The Fire has a 7-inch IPS display (Gorilla glass and 169 pixels per inch) and only 8GB of storage. The fire has a dual core CPU, 512MB of RAM, WiFi only, and weighs a meager 14.6 ounces. Oddly, battery life wasn't addressed during the presentation. For those of you worried 8GB wont be enough storage space, Amazon is going to let anyone who buys a Fire store as much content in Amazon's Cloud as they want, allowing them to delete and retrieve content as they please.
Fire users will have access to 100,000 movies and TV Shows, 17 million songs, the Android Appstore, Kindle Books, and all of Amazon’s content via the Fire (fees and subscriptions apply). Movies and content will synch across all the user’s Amazon streaming enabled devices meaning a movie paused on the Fire will pick up exactly where the user left off on their TV at home. Everything synchs in the background as well. No updates of any kind will have to be done by the user.
The Fire runs an incredibly customized Android user interface and reports from the announcement confirm that this little device is fast. Very, very fast. Amazon—in an effort to speed up mobile web browsing—has even developed their own web browser called “Silk.” Silk works by processing some information on the tablet itself, but farms the bulk of the processing load to Amazon’s EC2 computer cluster. The technology—called Dynamic Split Browsing—can do every process locally or remotely.
Silk essentially uses Amazon’s cloud to act as an infinite cache for your web pages. Silk even learns your browsing patterns. Frequent ModMyi? Silk will pre-load those pages allowing for an almost instantaneous launch when visiting the site.
Amazon appears to have delivered, but not necessarily an iPad killer. Rather they produced a device with a decidedly different approach. It’s minimalistic. Doesn’t flaunt its power like other Android tablets. It clearly lacks features the iPad has like a camera, microphone, 3G connectivity, GPS, etc. but, this is purely a media viewing device.
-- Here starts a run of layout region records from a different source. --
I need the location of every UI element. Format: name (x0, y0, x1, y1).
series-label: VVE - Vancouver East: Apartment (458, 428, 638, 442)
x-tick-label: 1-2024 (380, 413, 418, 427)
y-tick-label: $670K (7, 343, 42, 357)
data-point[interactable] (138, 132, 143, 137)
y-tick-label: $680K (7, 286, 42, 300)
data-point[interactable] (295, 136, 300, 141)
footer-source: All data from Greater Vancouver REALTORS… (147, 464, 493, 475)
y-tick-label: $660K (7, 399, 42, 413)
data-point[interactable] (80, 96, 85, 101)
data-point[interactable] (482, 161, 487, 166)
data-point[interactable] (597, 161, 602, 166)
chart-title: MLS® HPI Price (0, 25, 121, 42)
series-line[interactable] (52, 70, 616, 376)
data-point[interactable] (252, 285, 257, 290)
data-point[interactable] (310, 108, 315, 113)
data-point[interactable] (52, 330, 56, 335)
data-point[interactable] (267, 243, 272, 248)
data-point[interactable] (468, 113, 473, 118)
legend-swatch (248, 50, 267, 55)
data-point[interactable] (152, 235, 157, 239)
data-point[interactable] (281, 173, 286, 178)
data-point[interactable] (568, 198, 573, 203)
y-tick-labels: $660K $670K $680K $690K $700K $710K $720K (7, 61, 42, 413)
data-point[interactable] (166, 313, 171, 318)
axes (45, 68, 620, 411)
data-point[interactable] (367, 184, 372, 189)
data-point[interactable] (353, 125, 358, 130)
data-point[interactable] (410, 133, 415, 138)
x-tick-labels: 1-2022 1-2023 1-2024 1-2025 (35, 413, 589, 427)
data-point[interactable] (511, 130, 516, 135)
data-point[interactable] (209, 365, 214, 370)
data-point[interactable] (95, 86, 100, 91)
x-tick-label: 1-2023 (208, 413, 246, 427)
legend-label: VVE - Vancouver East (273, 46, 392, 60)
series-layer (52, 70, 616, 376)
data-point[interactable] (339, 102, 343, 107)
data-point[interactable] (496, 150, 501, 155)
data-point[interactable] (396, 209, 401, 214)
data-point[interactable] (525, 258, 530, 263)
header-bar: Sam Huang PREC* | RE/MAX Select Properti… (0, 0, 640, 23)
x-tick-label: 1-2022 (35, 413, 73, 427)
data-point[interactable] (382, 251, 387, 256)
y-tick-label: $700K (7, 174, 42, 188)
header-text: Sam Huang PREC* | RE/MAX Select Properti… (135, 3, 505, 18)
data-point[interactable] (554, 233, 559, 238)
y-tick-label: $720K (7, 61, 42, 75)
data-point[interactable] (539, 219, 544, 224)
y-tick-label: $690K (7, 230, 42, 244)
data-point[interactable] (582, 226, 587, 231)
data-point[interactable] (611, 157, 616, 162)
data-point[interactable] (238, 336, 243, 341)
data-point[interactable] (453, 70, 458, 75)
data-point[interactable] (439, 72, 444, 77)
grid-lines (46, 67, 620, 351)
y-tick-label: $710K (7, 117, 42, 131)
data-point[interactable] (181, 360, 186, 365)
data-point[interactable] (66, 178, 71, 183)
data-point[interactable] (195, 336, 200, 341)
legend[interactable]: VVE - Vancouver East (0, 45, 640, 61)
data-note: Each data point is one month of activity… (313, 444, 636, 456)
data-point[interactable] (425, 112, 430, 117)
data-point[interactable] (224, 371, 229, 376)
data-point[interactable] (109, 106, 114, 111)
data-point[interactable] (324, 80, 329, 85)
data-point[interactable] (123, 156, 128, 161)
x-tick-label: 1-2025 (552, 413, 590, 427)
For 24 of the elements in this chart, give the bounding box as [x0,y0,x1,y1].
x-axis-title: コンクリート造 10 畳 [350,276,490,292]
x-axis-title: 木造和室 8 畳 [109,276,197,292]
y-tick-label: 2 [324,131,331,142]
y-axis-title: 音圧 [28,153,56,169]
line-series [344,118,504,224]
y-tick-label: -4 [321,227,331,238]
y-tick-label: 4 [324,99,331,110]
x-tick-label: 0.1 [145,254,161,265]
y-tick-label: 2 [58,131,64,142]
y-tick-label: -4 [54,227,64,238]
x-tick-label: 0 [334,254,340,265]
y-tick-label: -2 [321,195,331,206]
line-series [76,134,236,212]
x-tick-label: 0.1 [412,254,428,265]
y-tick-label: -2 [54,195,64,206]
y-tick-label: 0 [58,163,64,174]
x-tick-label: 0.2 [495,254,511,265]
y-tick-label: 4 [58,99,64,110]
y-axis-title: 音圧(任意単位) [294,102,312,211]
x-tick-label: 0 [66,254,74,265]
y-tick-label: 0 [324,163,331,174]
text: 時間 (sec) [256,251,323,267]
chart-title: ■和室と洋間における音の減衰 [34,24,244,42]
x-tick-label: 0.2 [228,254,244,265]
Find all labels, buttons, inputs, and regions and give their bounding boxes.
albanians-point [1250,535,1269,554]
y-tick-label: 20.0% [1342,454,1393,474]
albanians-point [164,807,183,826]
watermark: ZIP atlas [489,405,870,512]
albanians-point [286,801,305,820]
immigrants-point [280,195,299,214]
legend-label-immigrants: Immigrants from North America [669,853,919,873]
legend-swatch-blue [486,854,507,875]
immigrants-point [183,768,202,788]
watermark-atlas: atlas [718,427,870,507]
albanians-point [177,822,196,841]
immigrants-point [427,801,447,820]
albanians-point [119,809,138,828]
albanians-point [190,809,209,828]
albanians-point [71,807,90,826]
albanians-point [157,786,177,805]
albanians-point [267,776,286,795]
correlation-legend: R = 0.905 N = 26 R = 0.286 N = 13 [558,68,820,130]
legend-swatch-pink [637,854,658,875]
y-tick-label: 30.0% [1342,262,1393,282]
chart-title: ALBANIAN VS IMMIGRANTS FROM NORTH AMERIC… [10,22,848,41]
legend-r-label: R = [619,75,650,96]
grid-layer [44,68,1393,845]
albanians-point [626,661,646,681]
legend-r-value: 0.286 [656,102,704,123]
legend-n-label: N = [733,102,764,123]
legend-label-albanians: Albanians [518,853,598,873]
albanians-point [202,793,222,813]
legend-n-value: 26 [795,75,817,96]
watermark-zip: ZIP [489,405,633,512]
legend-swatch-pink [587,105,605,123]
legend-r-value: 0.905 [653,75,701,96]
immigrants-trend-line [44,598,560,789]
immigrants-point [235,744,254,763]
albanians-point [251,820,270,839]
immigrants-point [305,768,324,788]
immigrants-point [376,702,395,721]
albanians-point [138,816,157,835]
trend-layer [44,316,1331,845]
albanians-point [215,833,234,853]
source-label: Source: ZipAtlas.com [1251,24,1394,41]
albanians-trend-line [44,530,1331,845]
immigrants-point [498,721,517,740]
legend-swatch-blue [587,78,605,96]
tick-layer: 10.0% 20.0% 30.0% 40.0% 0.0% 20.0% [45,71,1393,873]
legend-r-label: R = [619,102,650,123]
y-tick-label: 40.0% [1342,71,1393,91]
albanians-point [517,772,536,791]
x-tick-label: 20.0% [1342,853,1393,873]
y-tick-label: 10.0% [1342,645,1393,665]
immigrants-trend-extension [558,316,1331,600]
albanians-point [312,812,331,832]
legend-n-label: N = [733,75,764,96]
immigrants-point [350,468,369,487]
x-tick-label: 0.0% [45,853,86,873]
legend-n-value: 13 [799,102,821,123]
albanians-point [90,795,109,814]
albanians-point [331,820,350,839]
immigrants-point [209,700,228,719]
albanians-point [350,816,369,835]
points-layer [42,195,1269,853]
Content creation and business communication isn't a concern.
Amazon has distilled the media viewing experience down to its bare essence and appears to have successfully married it to their cloud services to produce the first true cloud-based tablet. Sure it isn’t an iPad killer, it lacks a number of features to do so. But, I’m willing to bet there are enough consumers out there who will opt for a cheaper device, and at $199 it’s $300 cheaper than Apple’s cheapest iPad. That’s a lot of money to a lot of people.
Pre-orders start today and the first shipments will land on customers' doorsteps November 15th.